On another, two elderly tourists show disgust at the amount of garbage on the beach. “We’re all responsible for this,” Roger says. “Not me,” the woman replies, “I never litter.” We refrain from explaining the difference between litter and the massive amounts of refuse dumped from freighters, cruise ships and container ships. No recycling program can keep up with the crest of plastic on every wave.

I am forced to admit my own ignorance and entitlement. At the night market in Thailand, I was hot and thirsty. I ordered a mango smoothie. It was served in a plastic cup with a plastic bubble lid and a plastic straw. And, for my convenience, the vendor slipped it into a plastic carry bag. I enjoyed that smoothie. Every drop.

Don’t feel bad, people assured me, you are boosting the local economy. Many countries depend on tourist dollars.

Do they? Are they really better off? Roger and I are lured into a tiki hut on a beach in Krabi, Thailand. “Maaaassssaaaaage,” the women call. It is irresistible. We shed our clothes and submit to competent strong hands, slippery with coconut oil. They slather it on and press their thumbs into our soft flesh until it hurts. And it does hurt. It hurts to see their children squatting in the damp corners of the hut. The baby, too quiet, in a hammock. The old mother, blinded by cataracts, squatting by a small fire, stirring rice. We lie and listen to the click, click, cawing of the women’s voices, and wonder what they are saying. Are they swapping recipes, or commenting on our pale, flabby Canadian bodies. Our moles. We don’t want to know. We ignore our vulnerability, the awareness that we are strange naked people in a strange land, with only a skimpy towel and the slippery oil to protect us from any well-deserved resentment.

The Thai women work hard. They find our pressure points and give us a big helping of whatever is good for us, just like Mama used to. We trust them without question, performing their art with superiority and self-assurance.

Oh yes, I love to massage old, ugly white people. What a pleasure! I wonder what they really think. These women are so nice. If they are faking their kindness, they are very good at it. I like them a lot.

My masseuse asks me about my bathing suit, how much did it cost?

It is a Speedo. “Eighty Canadian dollars.”

She tsk tsks. I will give her $6, plus a tip, for a 90-minute massage. In Canada, a masseuse would get more than the price of my bathing suit for the same labour.
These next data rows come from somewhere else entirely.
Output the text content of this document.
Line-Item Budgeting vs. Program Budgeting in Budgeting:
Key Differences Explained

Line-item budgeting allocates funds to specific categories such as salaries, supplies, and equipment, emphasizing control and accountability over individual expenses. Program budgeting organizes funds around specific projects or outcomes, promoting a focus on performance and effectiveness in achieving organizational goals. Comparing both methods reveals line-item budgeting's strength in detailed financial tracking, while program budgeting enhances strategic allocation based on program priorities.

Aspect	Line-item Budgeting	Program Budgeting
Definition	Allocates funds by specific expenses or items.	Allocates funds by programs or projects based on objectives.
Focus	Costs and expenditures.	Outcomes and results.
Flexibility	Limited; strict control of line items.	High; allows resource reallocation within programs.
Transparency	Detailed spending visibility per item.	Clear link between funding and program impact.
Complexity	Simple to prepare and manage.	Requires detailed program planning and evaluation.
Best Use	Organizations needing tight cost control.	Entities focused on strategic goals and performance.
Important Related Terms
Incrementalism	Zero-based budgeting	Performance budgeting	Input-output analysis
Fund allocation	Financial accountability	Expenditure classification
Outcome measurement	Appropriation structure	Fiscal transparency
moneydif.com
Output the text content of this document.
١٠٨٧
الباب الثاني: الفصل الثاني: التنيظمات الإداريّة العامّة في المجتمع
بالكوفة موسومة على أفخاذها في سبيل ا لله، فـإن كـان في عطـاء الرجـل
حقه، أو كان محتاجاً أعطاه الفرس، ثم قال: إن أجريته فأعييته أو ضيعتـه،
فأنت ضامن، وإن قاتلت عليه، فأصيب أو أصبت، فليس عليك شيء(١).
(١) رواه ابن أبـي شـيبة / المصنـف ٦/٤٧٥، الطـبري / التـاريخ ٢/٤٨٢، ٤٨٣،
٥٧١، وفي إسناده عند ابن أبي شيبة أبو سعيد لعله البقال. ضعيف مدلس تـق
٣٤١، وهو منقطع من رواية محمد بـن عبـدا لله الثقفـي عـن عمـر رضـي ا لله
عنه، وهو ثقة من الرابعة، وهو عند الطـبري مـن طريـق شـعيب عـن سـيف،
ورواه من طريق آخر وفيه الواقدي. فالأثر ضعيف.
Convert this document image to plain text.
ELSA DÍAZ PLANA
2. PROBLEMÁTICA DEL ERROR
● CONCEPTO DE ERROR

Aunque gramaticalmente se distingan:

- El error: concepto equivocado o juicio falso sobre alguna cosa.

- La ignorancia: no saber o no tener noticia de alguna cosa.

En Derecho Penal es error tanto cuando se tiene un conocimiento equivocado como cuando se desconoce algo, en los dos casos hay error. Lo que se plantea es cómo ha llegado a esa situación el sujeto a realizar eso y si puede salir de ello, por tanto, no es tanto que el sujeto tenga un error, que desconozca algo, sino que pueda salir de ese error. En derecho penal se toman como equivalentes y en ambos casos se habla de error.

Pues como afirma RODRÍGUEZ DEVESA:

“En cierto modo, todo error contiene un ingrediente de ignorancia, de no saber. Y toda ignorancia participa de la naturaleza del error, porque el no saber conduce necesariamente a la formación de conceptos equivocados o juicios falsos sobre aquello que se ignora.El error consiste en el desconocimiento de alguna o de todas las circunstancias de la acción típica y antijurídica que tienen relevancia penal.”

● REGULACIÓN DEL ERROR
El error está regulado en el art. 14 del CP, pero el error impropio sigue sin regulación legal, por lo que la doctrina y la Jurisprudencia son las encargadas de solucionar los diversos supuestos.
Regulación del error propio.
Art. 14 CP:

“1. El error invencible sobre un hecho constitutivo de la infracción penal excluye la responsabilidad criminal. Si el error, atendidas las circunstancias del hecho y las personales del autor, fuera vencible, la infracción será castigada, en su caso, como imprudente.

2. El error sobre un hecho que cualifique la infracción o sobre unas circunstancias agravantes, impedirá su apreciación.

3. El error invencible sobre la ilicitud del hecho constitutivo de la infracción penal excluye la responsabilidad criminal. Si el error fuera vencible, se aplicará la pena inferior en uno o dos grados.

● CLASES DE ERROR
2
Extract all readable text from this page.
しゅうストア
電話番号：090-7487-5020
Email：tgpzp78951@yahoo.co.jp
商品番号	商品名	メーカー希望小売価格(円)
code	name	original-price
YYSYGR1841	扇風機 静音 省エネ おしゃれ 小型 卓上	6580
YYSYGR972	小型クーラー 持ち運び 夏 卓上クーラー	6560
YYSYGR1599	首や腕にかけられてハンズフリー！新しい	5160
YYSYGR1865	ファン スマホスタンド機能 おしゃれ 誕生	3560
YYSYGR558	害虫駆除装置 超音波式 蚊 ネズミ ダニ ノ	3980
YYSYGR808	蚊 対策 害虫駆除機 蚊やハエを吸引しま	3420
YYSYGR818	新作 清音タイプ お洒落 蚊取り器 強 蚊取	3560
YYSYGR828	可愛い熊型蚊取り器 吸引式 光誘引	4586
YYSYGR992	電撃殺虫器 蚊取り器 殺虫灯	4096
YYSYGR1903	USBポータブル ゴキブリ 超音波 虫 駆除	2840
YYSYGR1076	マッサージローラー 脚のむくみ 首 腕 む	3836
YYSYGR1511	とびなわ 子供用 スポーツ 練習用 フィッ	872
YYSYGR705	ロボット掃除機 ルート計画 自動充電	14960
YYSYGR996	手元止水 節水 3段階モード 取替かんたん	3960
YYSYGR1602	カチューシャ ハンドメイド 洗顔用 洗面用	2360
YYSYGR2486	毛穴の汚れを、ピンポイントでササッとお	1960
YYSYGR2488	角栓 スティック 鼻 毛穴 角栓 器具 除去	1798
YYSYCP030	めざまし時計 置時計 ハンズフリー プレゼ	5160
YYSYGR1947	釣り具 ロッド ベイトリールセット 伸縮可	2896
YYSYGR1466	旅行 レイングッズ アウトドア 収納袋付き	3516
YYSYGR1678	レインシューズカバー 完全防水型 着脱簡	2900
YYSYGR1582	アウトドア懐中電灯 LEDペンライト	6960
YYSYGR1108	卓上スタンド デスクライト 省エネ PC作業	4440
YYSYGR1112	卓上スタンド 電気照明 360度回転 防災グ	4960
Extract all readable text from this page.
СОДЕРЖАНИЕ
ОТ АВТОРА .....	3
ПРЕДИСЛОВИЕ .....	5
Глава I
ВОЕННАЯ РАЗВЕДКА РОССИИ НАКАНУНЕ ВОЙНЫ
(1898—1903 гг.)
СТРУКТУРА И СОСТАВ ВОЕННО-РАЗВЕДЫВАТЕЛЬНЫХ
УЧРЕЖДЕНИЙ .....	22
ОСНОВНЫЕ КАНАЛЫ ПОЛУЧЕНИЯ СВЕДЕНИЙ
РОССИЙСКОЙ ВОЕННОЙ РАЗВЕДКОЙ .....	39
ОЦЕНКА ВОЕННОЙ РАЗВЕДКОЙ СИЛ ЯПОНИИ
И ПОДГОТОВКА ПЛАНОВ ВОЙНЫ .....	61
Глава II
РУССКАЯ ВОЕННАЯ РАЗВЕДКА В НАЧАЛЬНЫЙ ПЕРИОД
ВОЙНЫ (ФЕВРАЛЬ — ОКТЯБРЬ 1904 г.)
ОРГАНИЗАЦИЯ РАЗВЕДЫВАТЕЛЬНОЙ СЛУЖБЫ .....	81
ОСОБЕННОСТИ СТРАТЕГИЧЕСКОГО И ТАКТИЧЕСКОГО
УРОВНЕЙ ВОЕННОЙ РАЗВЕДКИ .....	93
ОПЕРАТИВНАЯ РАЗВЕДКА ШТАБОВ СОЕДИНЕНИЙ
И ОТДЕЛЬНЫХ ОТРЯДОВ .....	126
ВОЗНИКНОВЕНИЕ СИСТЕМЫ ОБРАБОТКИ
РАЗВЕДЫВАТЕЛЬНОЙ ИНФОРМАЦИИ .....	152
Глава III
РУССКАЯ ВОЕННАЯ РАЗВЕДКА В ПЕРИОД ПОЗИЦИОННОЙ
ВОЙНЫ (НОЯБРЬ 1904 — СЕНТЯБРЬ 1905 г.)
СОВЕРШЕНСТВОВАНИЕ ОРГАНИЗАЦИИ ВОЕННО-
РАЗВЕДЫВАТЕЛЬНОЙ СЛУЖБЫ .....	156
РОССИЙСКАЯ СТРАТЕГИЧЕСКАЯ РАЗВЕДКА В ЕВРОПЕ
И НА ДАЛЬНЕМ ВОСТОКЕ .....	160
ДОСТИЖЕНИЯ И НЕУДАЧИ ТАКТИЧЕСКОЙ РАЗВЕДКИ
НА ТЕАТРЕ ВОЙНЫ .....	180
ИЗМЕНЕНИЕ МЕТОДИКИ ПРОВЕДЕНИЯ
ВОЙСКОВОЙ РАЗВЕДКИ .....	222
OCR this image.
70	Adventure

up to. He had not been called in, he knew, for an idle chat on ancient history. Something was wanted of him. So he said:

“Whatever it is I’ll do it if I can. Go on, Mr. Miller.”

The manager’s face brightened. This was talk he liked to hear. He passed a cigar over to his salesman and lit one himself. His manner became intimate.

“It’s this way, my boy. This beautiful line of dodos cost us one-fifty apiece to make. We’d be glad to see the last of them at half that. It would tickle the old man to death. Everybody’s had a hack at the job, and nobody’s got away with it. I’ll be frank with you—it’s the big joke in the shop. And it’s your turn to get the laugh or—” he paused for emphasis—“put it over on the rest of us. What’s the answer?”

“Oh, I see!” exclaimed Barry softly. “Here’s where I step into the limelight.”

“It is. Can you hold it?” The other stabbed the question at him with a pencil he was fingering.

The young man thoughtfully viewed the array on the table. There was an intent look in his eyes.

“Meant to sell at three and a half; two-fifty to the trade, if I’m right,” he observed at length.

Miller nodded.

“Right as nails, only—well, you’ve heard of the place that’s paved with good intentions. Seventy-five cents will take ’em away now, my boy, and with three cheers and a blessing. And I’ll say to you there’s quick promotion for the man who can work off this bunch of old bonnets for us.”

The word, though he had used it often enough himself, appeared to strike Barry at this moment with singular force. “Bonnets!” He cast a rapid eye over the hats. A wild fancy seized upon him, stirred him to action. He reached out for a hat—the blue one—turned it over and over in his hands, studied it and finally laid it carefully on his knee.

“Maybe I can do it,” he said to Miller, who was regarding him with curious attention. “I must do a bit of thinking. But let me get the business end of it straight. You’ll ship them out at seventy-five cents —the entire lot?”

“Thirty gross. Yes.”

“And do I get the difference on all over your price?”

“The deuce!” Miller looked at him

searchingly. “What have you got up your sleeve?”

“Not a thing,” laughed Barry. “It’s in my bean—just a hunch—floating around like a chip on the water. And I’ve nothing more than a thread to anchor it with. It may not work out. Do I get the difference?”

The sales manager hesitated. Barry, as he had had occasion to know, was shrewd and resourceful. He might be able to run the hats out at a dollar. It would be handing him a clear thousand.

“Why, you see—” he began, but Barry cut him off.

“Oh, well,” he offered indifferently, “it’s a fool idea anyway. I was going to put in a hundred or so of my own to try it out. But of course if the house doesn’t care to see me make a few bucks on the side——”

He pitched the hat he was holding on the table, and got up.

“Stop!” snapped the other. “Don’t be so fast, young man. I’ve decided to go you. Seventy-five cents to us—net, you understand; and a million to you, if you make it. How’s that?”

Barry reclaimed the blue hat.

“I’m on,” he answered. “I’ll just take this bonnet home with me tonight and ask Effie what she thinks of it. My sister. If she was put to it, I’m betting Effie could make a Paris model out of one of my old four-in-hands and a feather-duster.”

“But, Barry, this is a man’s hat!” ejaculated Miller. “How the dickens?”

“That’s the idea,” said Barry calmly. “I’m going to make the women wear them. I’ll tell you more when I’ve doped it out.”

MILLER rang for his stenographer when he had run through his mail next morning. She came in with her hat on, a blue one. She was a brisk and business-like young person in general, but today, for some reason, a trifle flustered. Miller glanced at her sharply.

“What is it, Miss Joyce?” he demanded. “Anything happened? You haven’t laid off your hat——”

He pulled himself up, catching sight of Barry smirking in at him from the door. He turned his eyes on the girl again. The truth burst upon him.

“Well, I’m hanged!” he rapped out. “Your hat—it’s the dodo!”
I am increasingly uncomfortable with the inequity. And yet the following day when I heard those voices calling “Massage! Madam! Sir!” I was powerless to refuse.

During the early days of COVID-19, I felt like a tourist in my own town. Negotiating new vocabulary, learning new rules, cautiously testing the new culture of compliance. Wearing a mask reminded me of covering my head and taking off my shoes to visit temples and mosques. Is it necessary? Yes. If you wish to enter this place, you will behave respectfully.

When I start to explore again I will think about travelling more respectfully, too

During the weeks and months before the vaccines, when planes were grounded and ocean liners were docked, the planet took a deep breath. A profound pause in tourism changed our thinking. I am encouraged by conversations with conscientious travellers who are sharing more ethical ways to explore this planet. When we venture forth once again, it will be with heightened empathy for humans who suffered losses greater than ours.

COVID-19 proved to be the nastiest, most belligerent tourist ever. It made a mess and refused to pay its bill. The world has been patient and granted a late checkout, but housekeeping needs to clean the room. Everybody’s waiting.

Janet Trull lives in West Guilford, Ont.